The population in Southeast Asia is projected to grow by 9 percent by 2030. However, cancer incidence is expected to increase by around 35 percent over the same period. Action is urgently needed to address this trend. Governments, biopharmaceutical companies and health officials must collaborate to reduce barriers, accelerate access and enable further innovation in oncology treatment and care.

While we know more about the underlying causes of many cancers, researchers continue to face substantial scientific challenges in the pursuit of new medicines due to the complexity of the diseases. Biopharmaceutical research companies continue to make strides in developing innovative therapies, as they increase their understanding of how cancer cells originate, grow and spread on the molecular and cellular level. Worldwide, there are more than 3,000 new cancer medicines in development, 80 percent of which have the potential to be first-in-class treatments. Unfortunately, patients in Southeast Asia are unable to access these breakthrough therapies. A study by the WHO found that national drug lists in Southeast Asia includes less than half (on average) of the cancer drugs it deems essential.
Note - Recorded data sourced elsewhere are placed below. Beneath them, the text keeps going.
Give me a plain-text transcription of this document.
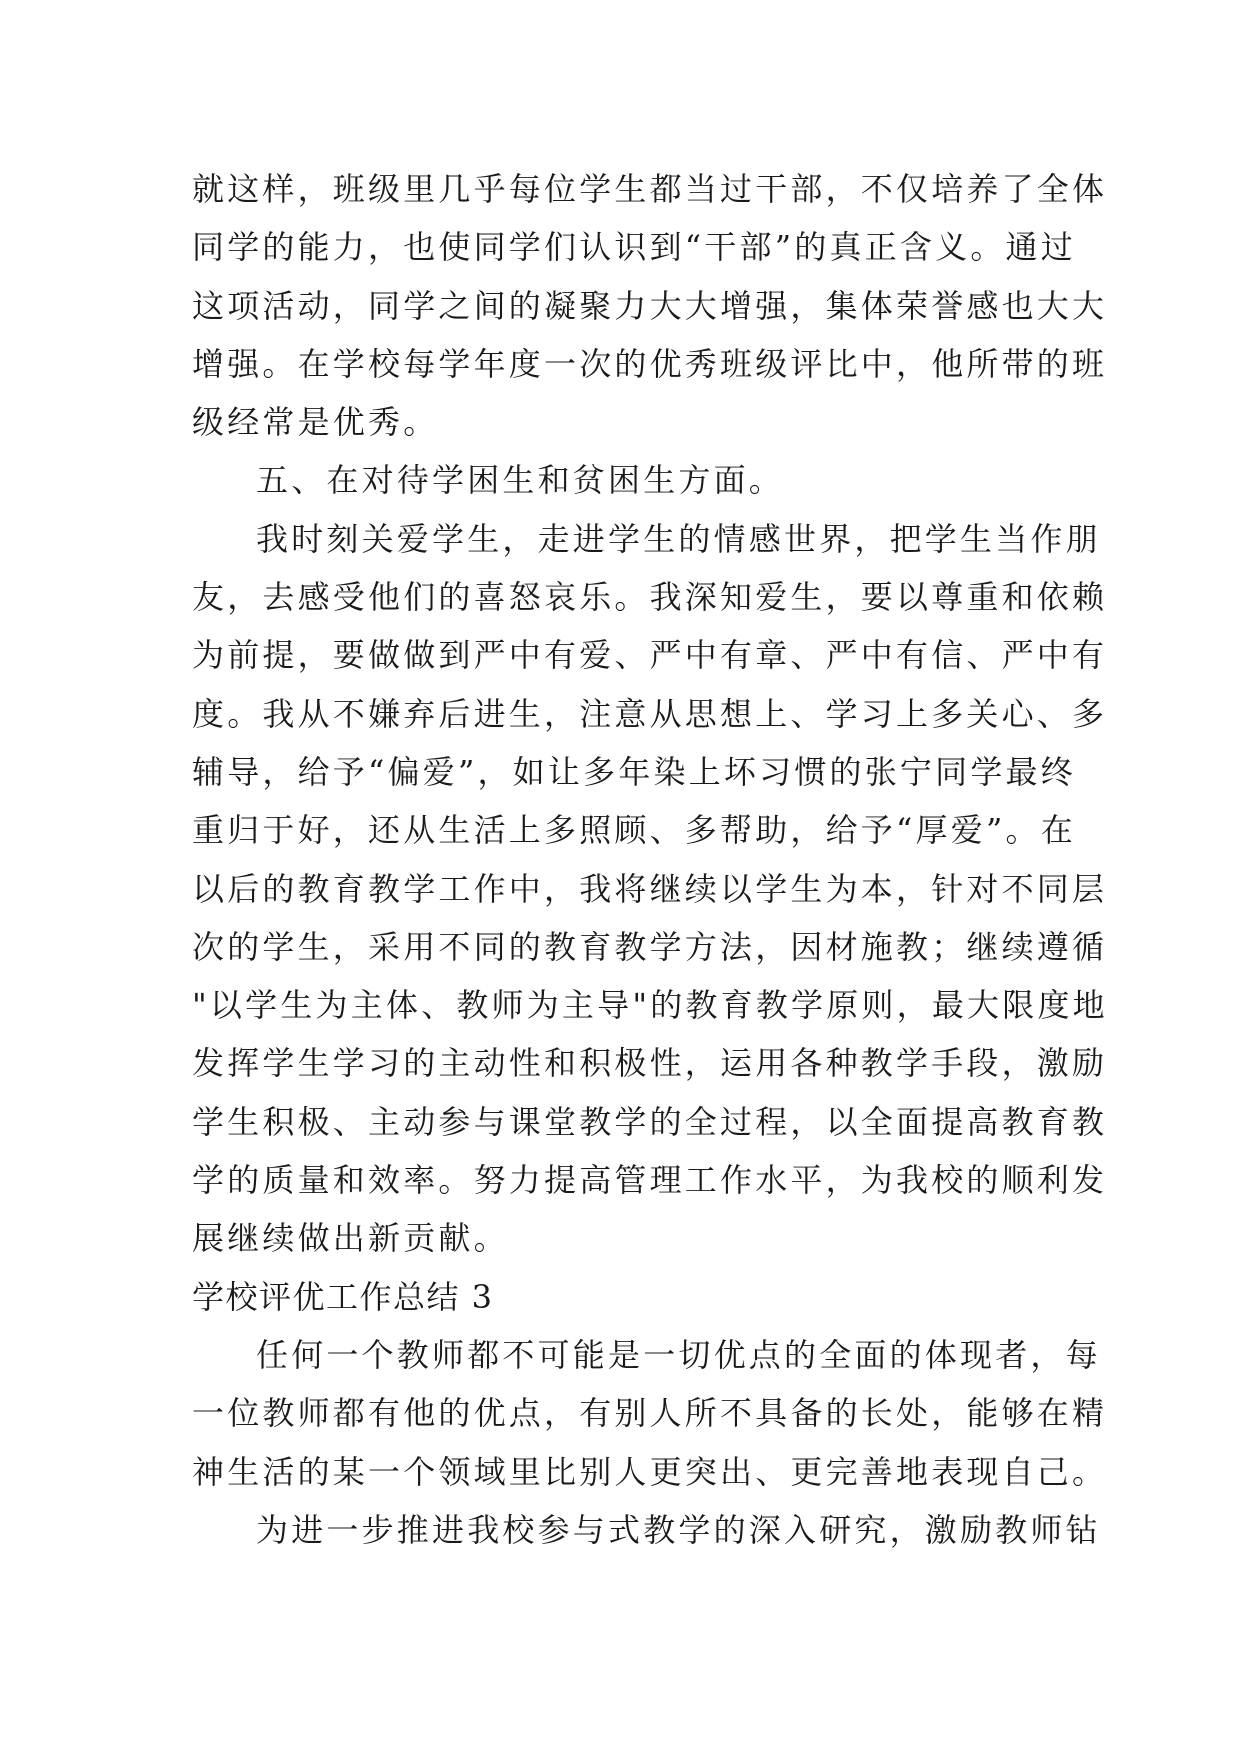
就这样，班级里几乎每位学生都当过干部，不仅培养了全体
同学的能力，也使同学们认识到“干部”的真正含义。通过
这项活动，同学之间的凝聚力大大增强，集体荣誉感也大大
增强。在学校每学年度一次的优秀班级评比中，他所带的班
级经常是优秀。
五、在对待学困生和贫困生方面。
我时刻关爱学生，走进学生的情感世界，把学生当作朋
友，去感受他们的喜怒哀乐。我深知爱生，要以尊重和依赖
为前提，要做做到严中有爱、严中有章、严中有信、严中有
度。我从不嫌弃后进生，注意从思想上、学习上多关心、多
辅导，给予“偏爱”，如让多年染上坏习惯的张宁同学最终
重归于好，还从生活上多照顾、多帮助，给予“厚爱”。在
以后的教育教学工作中，我将继续以学生为本，针对不同层
次的学生，采用不同的教育教学方法，因材施教；继续遵循
"以学生为主体、教师为主导"的教育教学原则，最大限度地
发挥学生学习的主动性和积极性，运用各种教学手段，激励
学生积极、主动参与课堂教学的全过程，以全面提高教育教
学的质量和效率。努力提高管理工作水平，为我校的顺利发
展继续做出新贡献。
学校评优工作总结 3
任何一个教师都不可能是一切优点的全面的体现者，每
一位教师都有他的优点，有别人所不具备的长处，能够在精
神生活的某一个领域里比别人更突出、更完善地表现自己。
为进一步推进我校参与式教学的深入研究，激励教师钻
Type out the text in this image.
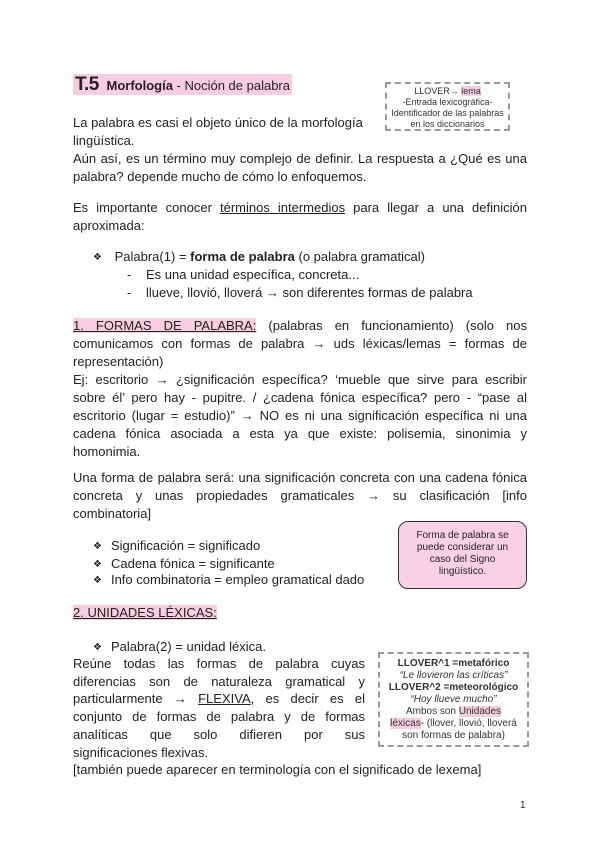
T.5 Morfología - Noción de palabra	LLOVER→ lema
-Entrada lexicográfica-
Identificador de las palabras
en los diccionarios
La palabra es casi el objeto único de la morfología
lingüística.
Aún así, es un término muy complejo de definir. La respuesta a ¿Qué es una palabra? depende mucho de cómo lo enfoquemos.
Es importante conocer términos intermedios para llegar a una definición aproximada:
❖ Palabra(1) = forma de palabra (o palabra gramatical)
- Es una unidad específica, concreta...
- llueve, llovió, lloverá → son diferentes formas de palabra
1. FORMAS DE PALABRA: (palabras en funcionamiento) (solo nos comunicamos con formas de palabra → uds léxicas/lemas = formas de representación)
Ej: escritorio → ¿significación específica? ‘mueble que sirve para escribir sobre él’ pero hay - pupitre. / ¿cadena fónica específica? pero - “pase al escritorio (lugar = estudio)” → NO es ni una significación específica ni una cadena fónica asociada a esta ya que existe: polisemia, sinonimia y homonimia.
Una forma de palabra será: una significación concreta con una cadena fónica concreta y unas propiedades gramaticales → su clasificación [info combinatoria]
❖ Significación = significado
❖ Cadena fónica = significante
❖ Info combinatoria = empleo gramatical dado
Forma de palabra se
puede considerar un
caso del Signo
lingüístico.
2. UNIDADES LÉXICAS:
❖ Palabra(2) = unidad léxica.
Reúne todas las formas de palabra cuyas
diferencias son de naturaleza gramatical y
particularmente → FLEXIVA, es decir es el
conjunto de formas de palabra y de formas
analíticas que solo difieren por sus
significaciones flexivas.
[también puede aparecer en terminología con el significado de lexema]
LLOVER^1 =metafórico
“Le llovieron las críticas”
LLOVER^2 =meteorológico
“Hoy llueve mucho”
Ambos son Unidades
léxicas- (llover, llovió, lloverá
son formas de palabra)
1
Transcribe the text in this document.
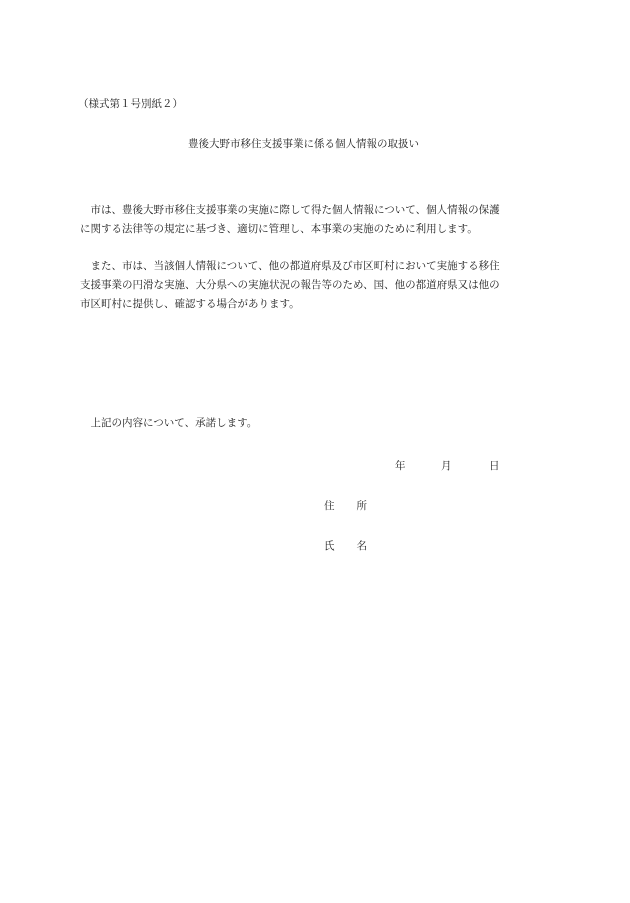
（様式第１号別紙２）
豊後大野市移住支援事業に係る個人情報の取扱い
　市は、豊後大野市移住支援事業の実施に際して得た個人情報について、個人情報の保護
に関する法律等の規定に基づき、適切に管理し、本事業の実施のために利用します。
　また、市は、当該個人情報について、他の都道府県及び市区町村において実施する移住
支援事業の円滑な実施、大分県への実施状況の報告等のため、国、他の都道府県又は他の
市区町村に提供し、確認する場合があります。
　上記の内容について、承諾します。
年	月	日
住 所
氏 名
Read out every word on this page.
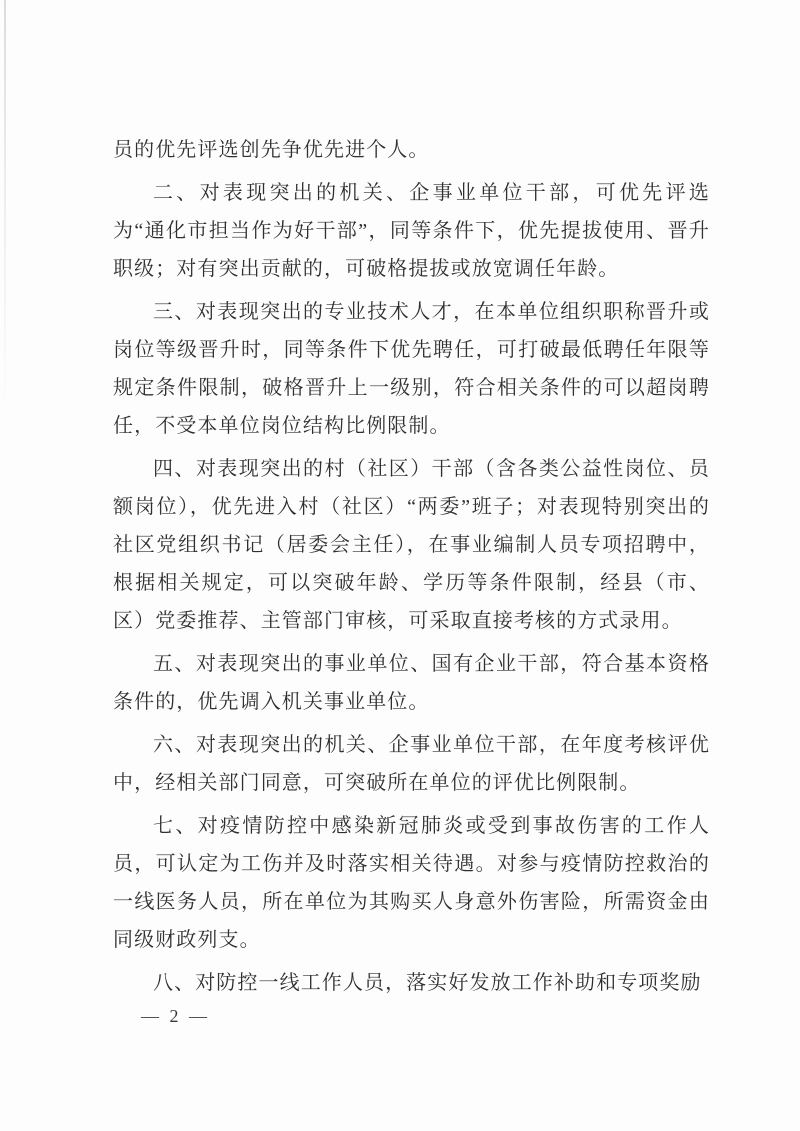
员的优先评选创先争优先进个人。

二、对表现突出的机关、企事业单位干部，可优先评选为“通化市担当作为好干部”，同等条件下，优先提拔使用、晋升职级；对有突出贡献的，可破格提拔或放宽调任年龄。

三、对表现突出的专业技术人才，在本单位组织职称晋升或岗位等级晋升时，同等条件下优先聘任，可打破最低聘任年限等规定条件限制，破格晋升上一级别，符合相关条件的可以超岗聘任，不受本单位岗位结构比例限制。

四、对表现突出的村（社区）干部（含各类公益性岗位、员额岗位），优先进入村（社区）“两委”班子；对表现特别突出的社区党组织书记（居委会主任），在事业编制人员专项招聘中，根据相关规定，可以突破年龄、学历等条件限制，经县（市、区）党委推荐、主管部门审核，可采取直接考核的方式录用。

五、对表现突出的事业单位、国有企业干部，符合基本资格条件的，优先调入机关事业单位。

六、对表现突出的机关、企事业单位干部，在年度考核评优中，经相关部门同意，可突破所在单位的评优比例限制。

七、对疫情防控中感染新冠肺炎或受到事故伤害的工作人员，可认定为工伤并及时落实相关待遇。对参与疫情防控救治的一线医务人员，所在单位为其购买人身意外伤害险，所需资金由同级财政列支。

八、对防控一线工作人员，落实好发放工作补助和专项奖励

— 2 —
Private-public partnerships between ASEAN governments and biopharmaceutical companies are breaking down barriers for patients across the region. For example, in Thailand, Sanofi has partnered with Bangkok hospitals for more than a decade to promote education and pediatric cancer care for rural residents. Also, across Southeast Asian counties, Novartis collaborates with The Max Foundation to provide funding and drug donation support for patients in need, supplying approximately 315 million doses of medicines in the last four years.

Meanwhile, the impact of COVID-19 on cancer care, such as screening, diagnosis and treatment, is a concern across Southeast Asia. Experts fear a ‘mini tsunami’ of cancer cases resulting from treatment delays or new patients who were reluctant to seek care during the pandemic, according to the Roche-sponsored Economist Intelligence Report.

When people can access the cancer services and treatments they need, it can be lifechanging. A 2020 study analyzing life expectancy from 1990 to 2015 found that public health interventions were accountable for 44 percent of improved life expectancy and pharmaceuticals were the second-leading cause of gains of life years at 35 percent. But left unchecked, unmet medical needs could have dire consequences in the region, from premature cancer deaths to lower productivity and crippling health care costs. That’s why it is vital that governments across Southeast Asia take a more active role in expediting biopharmaceutical research, development, regulatory approval and distribution to support patients and save lives.